Personal information | |
---|---|
Born | December 26, 1923[1] Windsor, Ontario, Canada |
Died | May 20, 1981 57)[1] | (aged
Education | Assumption College, BA 1949 |
Height | 6 ft 3 in (191 cm)[2] |
Weight | 175 lb (79 kg)[2] |
Sport | |
Sport | Basketball, Baseball, Football |
Early life and education
Thomas grew up in Windsor, Ontario, Canada.

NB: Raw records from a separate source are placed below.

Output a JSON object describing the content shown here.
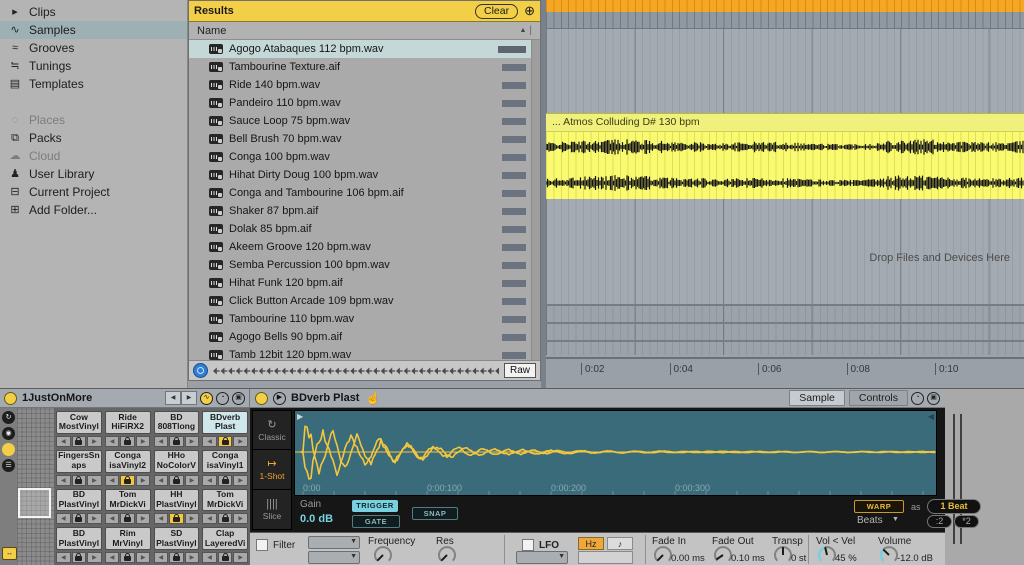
{
  "sidebar": {
    "groups": [
      {
        "items": [
          {
            "label": "Clips",
            "icon": "clip-icon",
            "glyph": "▸"
          },
          {
            "label": "Samples",
            "icon": "samples-icon",
            "glyph": "∿",
            "selected": true
          },
          {
            "label": "Grooves",
            "icon": "grooves-icon",
            "glyph": "≈"
          },
          {
            "label": "Tunings",
            "icon": "tunings-icon",
            "glyph": "≒"
          },
          {
            "label": "Templates",
            "icon": "templates-icon",
            "glyph": "▤"
          }
        ]
      },
      {
        "items": [
          {
            "label": "Places",
            "icon": "places-icon",
            "glyph": "◌",
            "dim": true
          },
          {
            "label": "Packs",
            "icon": "packs-icon",
            "glyph": "⧉"
          },
          {
            "label": "Cloud",
            "icon": "cloud-icon",
            "glyph": "☁",
            "dim": true
          },
          {
            "label": "User Library",
            "icon": "user-library-icon",
            "glyph": "♟"
          },
          {
            "label": "Current Project",
            "icon": "current-project-icon",
            "glyph": "⊟"
          },
          {
            "label": "Add Folder...",
            "icon": "add-folder-icon",
            "glyph": "⊞"
          }
        ]
      }
    ]
  },
  "results": {
    "title": "Results",
    "clear_label": "Clear",
    "add_icon": "⊕",
    "name_header": "Name",
    "sort_icon": "▲",
    "raw_label": "Raw",
    "items": [
      {
        "name": "Agogo Atabaques 112 bpm.wav",
        "selected": true
      },
      {
        "name": "Tambourine Texture.aif"
      },
      {
        "name": "Ride 140 bpm.wav"
      },
      {
        "name": "Pandeiro 110 bpm.wav"
      },
      {
        "name": "Sauce Loop 75 bpm.wav"
      },
      {
        "name": "Bell Brush 70 bpm.wav"
      },
      {
        "name": "Conga 100 bpm.wav"
      },
      {
        "name": "Hihat Dirty Doug 100 bpm.wav"
      },
      {
        "name": "Conga and Tambourine 106 bpm.aif"
      },
      {
        "name": "Shaker 87 bpm.aif"
      },
      {
        "name": "Dolak 85 bpm.aif"
      },
      {
        "name": "Akeem Groove 120 bpm.wav"
      },
      {
        "name": "Semba Percussion 100 bpm.wav"
      },
      {
        "name": "Hihat Funk 120 bpm.aif"
      },
      {
        "name": "Click Button Arcade 109 bpm.wav"
      },
      {
        "name": "Tambourine 110 bpm.wav"
      },
      {
        "name": "Agogo Bells 90 bpm.aif"
      },
      {
        "name": "Tamb 12bit 120 bpm.wav"
      }
    ]
  },
  "arrangement": {
    "clip_title": "... Atmos Colluding D# 130 bpm",
    "drop_hint": "Drop Files and Devices Here",
    "ruler_ticks": [
      "0:02",
      "0:04",
      "0:06",
      "0:08",
      "0:10"
    ]
  },
  "rack": {
    "track_title": "1JustOnMore",
    "pads": [
      {
        "line1": "Cow",
        "line2": "MostVinyl"
      },
      {
        "line1": "Ride",
        "line2": "HiFiRX2"
      },
      {
        "line1": "BD",
        "line2": "808Tlong"
      },
      {
        "line1": "BDverb",
        "line2": "Plast",
        "selected": true,
        "hotswap": true
      },
      {
        "line1": "FingersSn",
        "line2": "aps"
      },
      {
        "line1": "Conga",
        "line2": "isaVinyl2",
        "hotswap": true
      },
      {
        "line1": "HHo",
        "line2": "NoColorV"
      },
      {
        "line1": "Conga",
        "line2": "isaVinyl1"
      },
      {
        "line1": "BD",
        "line2": "PlastVinyl"
      },
      {
        "line1": "Tom",
        "line2": "MrDickVi"
      },
      {
        "line1": "HH",
        "line2": "PlastVinyl",
        "hotswap": true
      },
      {
        "line1": "Tom",
        "line2": "MrDickVi"
      },
      {
        "line1": "BD",
        "line2": "PlastVinyl"
      },
      {
        "line1": "Rim",
        "line2": "MrVinyl"
      },
      {
        "line1": "SD",
        "line2": "PlastVinyl"
      },
      {
        "line1": "Clap",
        "line2": "LayeredVi"
      }
    ]
  },
  "device": {
    "title": "BDverb Plast",
    "tabs": [
      {
        "label": "Sample",
        "selected": true
      },
      {
        "label": "Controls"
      }
    ],
    "modes": [
      {
        "label": "Classic",
        "glyph": "↻"
      },
      {
        "label": "1-Shot",
        "glyph": "↦",
        "selected": true
      },
      {
        "label": "Slice",
        "glyph": "||||"
      }
    ],
    "wave_times": [
      "0:00",
      "0:00:100",
      "0:00:200",
      "0:00:300"
    ],
    "gain_label": "Gain",
    "gain_value": "0.0 dB",
    "trigger_label": "TRIGGER",
    "gate_label": "GATE",
    "snap_label": "SNAP",
    "warp_label": "WARP",
    "as_label": "as",
    "warp_beat": "1 Beat",
    "warp_mode": "Beats",
    "half_label": ":2",
    "double_label": "*2",
    "filter": {
      "label": "Filter",
      "freq_label": "Frequency",
      "res_label": "Res"
    },
    "lfo": {
      "label": "LFO",
      "hz_label": "Hz",
      "note_glyph": "♪"
    },
    "knobs": [
      {
        "label": "Fade In",
        "value": "0.00 ms"
      },
      {
        "label": "Fade Out",
        "value": "0.10 ms"
      },
      {
        "label": "Transp",
        "value": "0 st"
      },
      {
        "label": "Vol < Vel",
        "value": "45 %"
      },
      {
        "label": "Volume",
        "value": "-12.0 dB"
      }
    ]
  },
  "colors": {
    "accent_yellow": "#f2cf46",
    "clip_yellow": "#fafa70",
    "wave_teal": "#3a6b7a",
    "wave_yellow": "#f4c63d",
    "cyan": "#79d1e0",
    "orange": "#f0a432",
    "pad_selected": "#cfe6ea"
  }
}
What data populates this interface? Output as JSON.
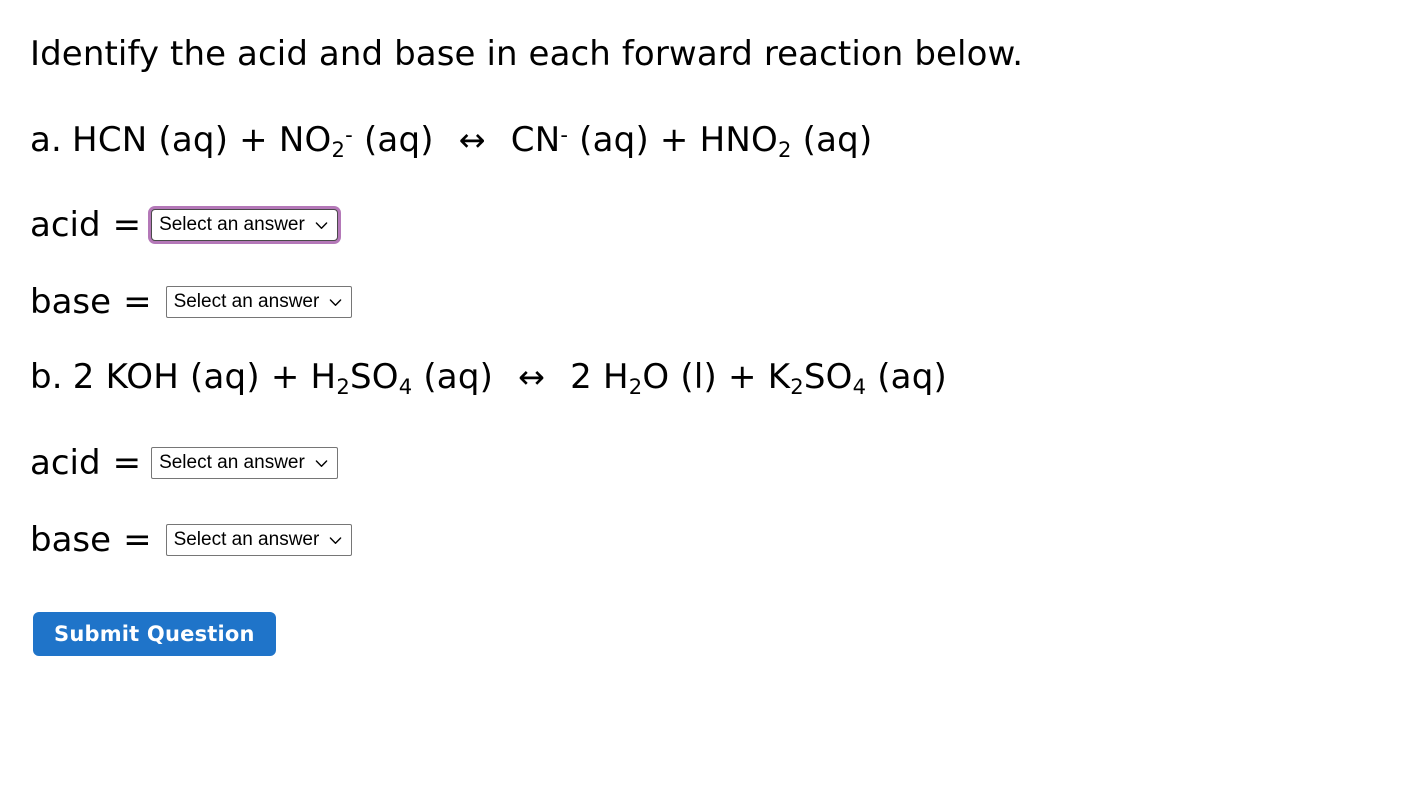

He was a fifth-generation Canadian whose ancestry can be traced to enslaved Africans fleeing North Carolina and Barbadian immigrants.[3] His parents were Charles Fred Thomas and Edith May Thomas. He had seven siblings; one brother and six sisters.[lower-alpha 1][4] He was the second oldest and his athletic prowess let him excel at many sports. He attended high school at the J. C. Patterson Collegiate Institute in Windsor, beginning in the late 1930s.[2] He was a football and track star there, competing in hurdles, high jump, sprints, long jump and triple jump.[1] He also led the basketball team to a provincial championship, beating Ottawa Glebe Collegiate in Toronto for the All-Ontario Basketball Title.[1]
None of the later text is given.